Riding High is a 1981 British drama film directed by Ross Cramer and starring Eddie Kidd, Irene Handl and Murray Salem. The screenplay concerns a bored young motorcycle messenger who begins training to take part in a major biking competition.

==Cast==
- Eddie Kidd ... Dave Munday
- Irene Handl ... Gran
- Murray Salem ... Marvin Ravensdorf
- Marella Oppenheim ... Zoro
- Bill Mitchell ... Judas S. Chariot
- Zoot Money ... Dorking
- Paul Humpoletz ... Gelt
- Lynda Bellingham ... Miss Mott
- Daniel Peacock ... Clerk
- Owen Whittaker ... Astro
- Claire Toeman ... Jem
- Ken Kitson ... The Halifax Hellcat
- Vivienne McKone ... Minty
- Saiward Green ... Mol
- Peter Whitman ... Fred Turkey
- Angela Crow ... Beryl
- April Olrich ... Dorking's Bird
- Oliver Smith ... Burt Ganja
- Patricia Hodge ... Miss Hemmings
- Alan Dudley ... Mr. Willow
- Allan Warren ... Photographer
- Diana Weston ... Receptionist

==Production==
The film was based on a script by sexploitation filmmaker Derek Ford, who had been impressed by the personality of stuntman Eddie Kidd when he saw Kidd interviewed on television.

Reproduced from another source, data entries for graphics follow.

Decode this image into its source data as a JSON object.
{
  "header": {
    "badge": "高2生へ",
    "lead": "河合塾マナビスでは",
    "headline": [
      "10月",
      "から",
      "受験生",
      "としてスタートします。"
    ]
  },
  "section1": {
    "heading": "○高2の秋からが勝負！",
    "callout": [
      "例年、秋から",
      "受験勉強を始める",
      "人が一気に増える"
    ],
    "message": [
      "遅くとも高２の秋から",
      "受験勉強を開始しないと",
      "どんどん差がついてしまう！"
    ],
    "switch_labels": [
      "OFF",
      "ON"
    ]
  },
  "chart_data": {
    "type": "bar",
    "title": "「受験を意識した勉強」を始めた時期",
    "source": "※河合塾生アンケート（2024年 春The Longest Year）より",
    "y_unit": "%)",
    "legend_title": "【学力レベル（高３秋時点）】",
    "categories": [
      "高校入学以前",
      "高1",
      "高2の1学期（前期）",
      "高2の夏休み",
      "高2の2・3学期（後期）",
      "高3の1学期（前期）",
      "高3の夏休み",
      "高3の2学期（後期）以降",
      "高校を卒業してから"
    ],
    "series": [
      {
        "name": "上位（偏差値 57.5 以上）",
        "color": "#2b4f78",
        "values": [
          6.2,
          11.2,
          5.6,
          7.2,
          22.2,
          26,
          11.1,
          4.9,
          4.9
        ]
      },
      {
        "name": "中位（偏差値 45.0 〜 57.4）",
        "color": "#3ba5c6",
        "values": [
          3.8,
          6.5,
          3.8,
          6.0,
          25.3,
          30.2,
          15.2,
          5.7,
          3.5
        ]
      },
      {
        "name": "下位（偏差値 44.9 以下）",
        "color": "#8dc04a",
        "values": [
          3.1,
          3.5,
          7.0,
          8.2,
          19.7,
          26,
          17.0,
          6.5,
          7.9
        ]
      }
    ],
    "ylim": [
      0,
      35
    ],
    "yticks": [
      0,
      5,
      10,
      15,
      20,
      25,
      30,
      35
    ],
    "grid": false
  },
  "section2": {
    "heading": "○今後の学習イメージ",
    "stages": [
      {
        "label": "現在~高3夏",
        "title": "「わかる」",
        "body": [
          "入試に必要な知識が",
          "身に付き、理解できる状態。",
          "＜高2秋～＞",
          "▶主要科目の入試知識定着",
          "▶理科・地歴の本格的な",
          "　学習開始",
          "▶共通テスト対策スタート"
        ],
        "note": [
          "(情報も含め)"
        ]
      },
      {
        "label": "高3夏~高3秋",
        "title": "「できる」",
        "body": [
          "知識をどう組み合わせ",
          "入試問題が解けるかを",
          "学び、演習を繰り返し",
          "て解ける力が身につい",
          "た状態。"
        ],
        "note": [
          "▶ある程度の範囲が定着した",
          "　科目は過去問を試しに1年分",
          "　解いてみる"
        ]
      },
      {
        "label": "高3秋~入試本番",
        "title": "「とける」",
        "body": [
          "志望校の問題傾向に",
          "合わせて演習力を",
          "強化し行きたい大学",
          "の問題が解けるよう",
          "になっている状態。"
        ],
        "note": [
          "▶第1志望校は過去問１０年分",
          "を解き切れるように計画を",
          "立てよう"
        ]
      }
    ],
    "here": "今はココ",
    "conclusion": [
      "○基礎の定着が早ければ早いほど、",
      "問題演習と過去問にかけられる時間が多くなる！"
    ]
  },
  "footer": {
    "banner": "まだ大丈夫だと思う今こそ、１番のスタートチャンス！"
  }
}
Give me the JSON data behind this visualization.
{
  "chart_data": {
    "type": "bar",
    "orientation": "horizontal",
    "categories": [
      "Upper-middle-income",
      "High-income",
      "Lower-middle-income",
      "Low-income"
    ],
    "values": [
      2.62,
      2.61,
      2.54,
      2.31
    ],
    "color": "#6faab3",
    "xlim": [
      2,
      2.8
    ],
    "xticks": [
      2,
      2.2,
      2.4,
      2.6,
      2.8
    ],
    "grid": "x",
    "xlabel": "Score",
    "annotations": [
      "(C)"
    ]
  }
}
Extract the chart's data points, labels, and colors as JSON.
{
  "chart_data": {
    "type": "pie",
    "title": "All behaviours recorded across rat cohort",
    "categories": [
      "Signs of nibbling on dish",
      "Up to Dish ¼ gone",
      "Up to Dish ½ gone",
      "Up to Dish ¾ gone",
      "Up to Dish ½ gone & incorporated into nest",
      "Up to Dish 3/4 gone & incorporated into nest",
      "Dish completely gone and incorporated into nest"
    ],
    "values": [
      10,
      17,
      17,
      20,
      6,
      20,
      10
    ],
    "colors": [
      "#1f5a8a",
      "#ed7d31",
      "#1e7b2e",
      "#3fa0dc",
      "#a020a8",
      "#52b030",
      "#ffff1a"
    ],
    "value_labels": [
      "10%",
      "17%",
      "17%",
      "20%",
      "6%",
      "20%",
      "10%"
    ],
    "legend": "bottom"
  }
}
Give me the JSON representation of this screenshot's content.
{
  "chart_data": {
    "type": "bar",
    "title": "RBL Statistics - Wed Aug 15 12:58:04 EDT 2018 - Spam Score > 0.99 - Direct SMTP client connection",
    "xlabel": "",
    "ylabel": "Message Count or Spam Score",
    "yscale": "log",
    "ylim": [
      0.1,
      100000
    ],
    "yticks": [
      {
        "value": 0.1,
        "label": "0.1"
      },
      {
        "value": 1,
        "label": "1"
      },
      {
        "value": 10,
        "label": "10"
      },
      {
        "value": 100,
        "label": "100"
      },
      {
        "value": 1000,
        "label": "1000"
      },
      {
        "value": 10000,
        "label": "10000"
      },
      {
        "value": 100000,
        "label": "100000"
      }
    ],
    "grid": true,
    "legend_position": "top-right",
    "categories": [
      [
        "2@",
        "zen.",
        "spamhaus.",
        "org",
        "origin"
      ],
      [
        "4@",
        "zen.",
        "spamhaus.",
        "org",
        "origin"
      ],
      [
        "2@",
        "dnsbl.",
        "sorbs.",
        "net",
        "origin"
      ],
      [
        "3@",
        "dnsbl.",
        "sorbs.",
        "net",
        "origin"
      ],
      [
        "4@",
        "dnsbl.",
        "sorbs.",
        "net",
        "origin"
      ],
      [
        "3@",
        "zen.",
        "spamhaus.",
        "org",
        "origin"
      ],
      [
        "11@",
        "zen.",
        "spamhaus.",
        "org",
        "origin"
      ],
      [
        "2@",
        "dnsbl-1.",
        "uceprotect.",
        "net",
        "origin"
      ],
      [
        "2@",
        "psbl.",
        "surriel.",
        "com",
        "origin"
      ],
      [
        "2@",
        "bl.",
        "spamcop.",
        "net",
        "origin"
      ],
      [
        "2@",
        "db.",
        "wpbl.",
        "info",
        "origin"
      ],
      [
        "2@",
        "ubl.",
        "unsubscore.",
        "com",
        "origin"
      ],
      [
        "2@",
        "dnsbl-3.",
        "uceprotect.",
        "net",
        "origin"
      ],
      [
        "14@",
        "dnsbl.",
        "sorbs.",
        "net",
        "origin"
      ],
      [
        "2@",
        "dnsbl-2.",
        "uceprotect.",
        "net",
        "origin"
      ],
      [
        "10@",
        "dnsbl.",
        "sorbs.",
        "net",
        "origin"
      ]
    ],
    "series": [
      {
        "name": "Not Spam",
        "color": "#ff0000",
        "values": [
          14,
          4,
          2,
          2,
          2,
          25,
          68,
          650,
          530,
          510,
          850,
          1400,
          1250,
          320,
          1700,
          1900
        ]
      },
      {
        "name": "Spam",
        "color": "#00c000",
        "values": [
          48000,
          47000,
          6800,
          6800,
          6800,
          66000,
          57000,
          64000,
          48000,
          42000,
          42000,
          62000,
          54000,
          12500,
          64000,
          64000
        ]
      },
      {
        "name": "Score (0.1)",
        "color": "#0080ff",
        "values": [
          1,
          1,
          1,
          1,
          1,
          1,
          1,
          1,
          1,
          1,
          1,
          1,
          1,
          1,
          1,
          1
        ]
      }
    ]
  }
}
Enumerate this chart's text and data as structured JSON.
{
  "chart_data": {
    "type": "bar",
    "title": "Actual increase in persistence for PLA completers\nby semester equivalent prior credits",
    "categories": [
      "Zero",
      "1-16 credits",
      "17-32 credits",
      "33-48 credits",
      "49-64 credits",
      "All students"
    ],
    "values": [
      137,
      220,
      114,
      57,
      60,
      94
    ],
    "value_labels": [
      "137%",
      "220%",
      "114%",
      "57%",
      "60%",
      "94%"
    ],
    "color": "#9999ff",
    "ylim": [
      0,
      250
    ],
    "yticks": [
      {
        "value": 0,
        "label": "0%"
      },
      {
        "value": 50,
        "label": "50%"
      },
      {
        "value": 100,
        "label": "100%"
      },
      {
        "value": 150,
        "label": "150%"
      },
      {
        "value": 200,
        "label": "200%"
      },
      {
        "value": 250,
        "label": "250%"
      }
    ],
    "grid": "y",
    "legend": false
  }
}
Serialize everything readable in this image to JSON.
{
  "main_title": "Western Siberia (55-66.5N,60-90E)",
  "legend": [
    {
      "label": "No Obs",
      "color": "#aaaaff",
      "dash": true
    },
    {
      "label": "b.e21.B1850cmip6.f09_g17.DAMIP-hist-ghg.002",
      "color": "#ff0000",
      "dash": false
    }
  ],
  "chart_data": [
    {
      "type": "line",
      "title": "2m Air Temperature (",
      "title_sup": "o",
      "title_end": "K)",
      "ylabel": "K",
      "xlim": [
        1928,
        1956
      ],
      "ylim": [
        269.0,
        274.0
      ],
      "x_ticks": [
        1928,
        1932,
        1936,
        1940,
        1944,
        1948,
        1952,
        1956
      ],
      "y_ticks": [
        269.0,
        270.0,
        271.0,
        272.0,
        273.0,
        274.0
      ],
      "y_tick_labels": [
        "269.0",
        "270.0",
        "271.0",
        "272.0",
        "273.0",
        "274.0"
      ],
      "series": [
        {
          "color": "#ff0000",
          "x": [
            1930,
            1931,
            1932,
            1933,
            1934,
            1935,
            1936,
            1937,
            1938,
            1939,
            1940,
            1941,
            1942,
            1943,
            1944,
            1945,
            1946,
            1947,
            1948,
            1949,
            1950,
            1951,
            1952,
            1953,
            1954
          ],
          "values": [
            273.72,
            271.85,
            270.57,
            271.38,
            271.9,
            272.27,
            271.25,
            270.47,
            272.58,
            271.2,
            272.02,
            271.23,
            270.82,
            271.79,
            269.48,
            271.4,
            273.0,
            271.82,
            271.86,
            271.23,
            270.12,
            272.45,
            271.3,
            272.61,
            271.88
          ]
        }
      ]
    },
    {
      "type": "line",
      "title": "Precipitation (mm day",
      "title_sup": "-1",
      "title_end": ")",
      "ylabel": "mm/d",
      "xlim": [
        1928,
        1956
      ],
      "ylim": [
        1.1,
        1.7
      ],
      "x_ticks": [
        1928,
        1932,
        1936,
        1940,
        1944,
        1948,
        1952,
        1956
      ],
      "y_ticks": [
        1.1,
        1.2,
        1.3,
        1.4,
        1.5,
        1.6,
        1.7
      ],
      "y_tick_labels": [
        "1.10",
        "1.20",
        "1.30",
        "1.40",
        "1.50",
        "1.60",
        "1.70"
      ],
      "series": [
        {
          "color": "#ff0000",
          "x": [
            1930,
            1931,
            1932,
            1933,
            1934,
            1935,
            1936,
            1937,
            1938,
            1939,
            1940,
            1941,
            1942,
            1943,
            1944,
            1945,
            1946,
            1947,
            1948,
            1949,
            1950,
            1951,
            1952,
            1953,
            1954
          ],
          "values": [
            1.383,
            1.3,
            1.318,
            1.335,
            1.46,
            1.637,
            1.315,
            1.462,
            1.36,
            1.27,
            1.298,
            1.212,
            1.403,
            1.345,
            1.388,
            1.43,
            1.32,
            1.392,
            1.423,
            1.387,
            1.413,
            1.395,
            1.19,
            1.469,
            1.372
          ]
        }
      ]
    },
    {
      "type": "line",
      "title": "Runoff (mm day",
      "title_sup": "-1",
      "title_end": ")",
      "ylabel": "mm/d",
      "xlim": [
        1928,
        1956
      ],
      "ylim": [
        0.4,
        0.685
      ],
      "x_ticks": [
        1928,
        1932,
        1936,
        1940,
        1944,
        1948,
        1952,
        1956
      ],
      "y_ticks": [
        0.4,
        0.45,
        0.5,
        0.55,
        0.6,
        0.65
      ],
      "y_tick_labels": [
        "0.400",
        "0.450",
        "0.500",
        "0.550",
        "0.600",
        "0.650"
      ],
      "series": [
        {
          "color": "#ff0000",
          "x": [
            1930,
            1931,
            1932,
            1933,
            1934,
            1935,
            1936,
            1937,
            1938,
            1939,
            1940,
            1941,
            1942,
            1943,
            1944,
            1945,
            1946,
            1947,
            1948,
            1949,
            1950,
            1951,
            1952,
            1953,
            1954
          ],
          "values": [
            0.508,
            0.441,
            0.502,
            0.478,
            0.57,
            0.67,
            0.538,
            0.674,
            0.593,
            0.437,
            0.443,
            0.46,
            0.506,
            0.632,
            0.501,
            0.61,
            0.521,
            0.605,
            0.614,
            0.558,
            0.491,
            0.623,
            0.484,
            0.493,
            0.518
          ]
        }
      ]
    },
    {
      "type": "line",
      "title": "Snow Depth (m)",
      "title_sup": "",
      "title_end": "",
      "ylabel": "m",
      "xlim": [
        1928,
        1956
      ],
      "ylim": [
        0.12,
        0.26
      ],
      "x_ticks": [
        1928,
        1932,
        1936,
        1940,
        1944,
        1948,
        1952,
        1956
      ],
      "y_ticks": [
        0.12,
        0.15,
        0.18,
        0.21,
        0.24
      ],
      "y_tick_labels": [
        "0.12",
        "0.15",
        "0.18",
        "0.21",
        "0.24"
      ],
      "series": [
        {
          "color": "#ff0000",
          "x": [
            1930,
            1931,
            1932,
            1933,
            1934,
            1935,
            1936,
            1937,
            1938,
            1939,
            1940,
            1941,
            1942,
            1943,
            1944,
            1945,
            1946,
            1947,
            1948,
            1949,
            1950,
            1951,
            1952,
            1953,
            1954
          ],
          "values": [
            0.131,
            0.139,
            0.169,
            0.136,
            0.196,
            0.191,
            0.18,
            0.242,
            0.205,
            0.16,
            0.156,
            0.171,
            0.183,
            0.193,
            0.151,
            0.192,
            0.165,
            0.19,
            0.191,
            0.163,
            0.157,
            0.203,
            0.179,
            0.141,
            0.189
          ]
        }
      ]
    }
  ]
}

Ford wrote Bikers for Kidd, which was meant to be made for £500,000. Michael Klinger became involved as producer, and he felt the money could not be raised with Ford, so that filmmaker was eased out of production. The movie ended up being called Riding High and cost £3 million.

Ford says the movie was filmed with two endings, one where Kidd's character dies, the other where he lives. This was because no one was sure if Kidd would survive the final stunt sequence, where he jumped over a broken bridge. This stunt was the last part of the film shot.

Tony Klinger says the film ran out of money during production so his father Michael had to borrow money from a criminal to pay everyone.

==Reception==
The film was not a success at the box office.

One critic called it "not so much a film as an excuse to show off" Kidd's "madcape motorbike stunts." Derek Ford called it a "lousy picture".